付镇中瞪着柳长泽,“你!如何可能!京中之兵八成在我手下,你如何调动的兵权!”
“报!”
“说!”
“是萧家军!来者皆是萧家军!”
第149章 京安
萧家军之于付镇中,那便是纠缠不清的噩梦,一听到便生出怨怼和嫉恨。
付镇中拔出长枪,指向柳长泽,“莫以为你是柳家的人,我便不会动你!说!你一介外人如何统帅的萧家军!”
柳长泽面不改色,依旧是那幅傲慢模样,“将军好奇,何不去城墙上自己看看。
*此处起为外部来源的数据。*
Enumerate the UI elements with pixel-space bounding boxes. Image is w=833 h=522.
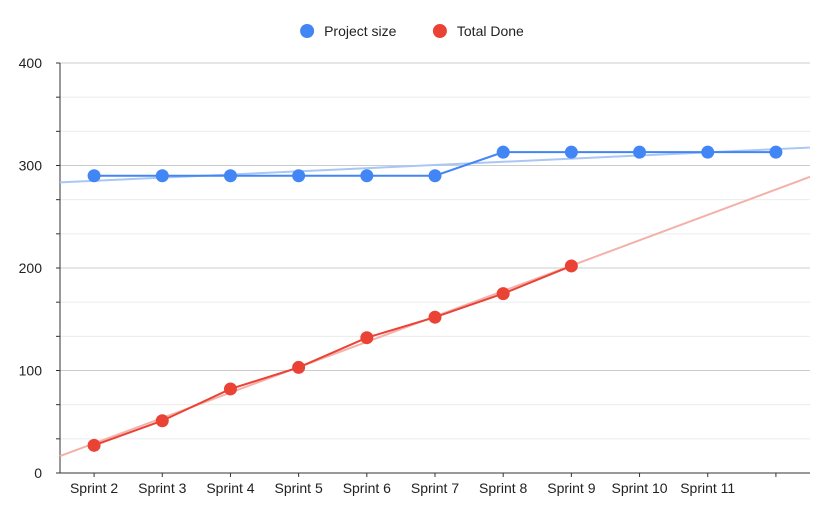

”
寒风凛冽,将士的口中吐出白雾,押着柳长泽和边程一道去了城墙顶上,这样冷的天,饶是柳长泽这般身强体健的人,手指都冻得发紫。
他不禁又腹诽了句,若是让沈是来,只怕吐出话都能抖下三层冰碴子。
怎么今日总是想起他。
付镇中自城墙下望,借着火把长烟,他看见统帅之位站着一个带着面具的人。
他……
付镇中向后倒退两步,面上写满了不可置信,“我分明亲眼!”
边程老态龙钟的声音徐徐响起,“大人下令生擒,可还记得谁射了那摔下悬崖的一箭。”
付镇中实在难以记起,那日场面混乱,为了寻来见证,他士卒也出动的多,自萧将军跌落山崖后,为寻起尸首,哪里有分神去管谁射了一支乱箭……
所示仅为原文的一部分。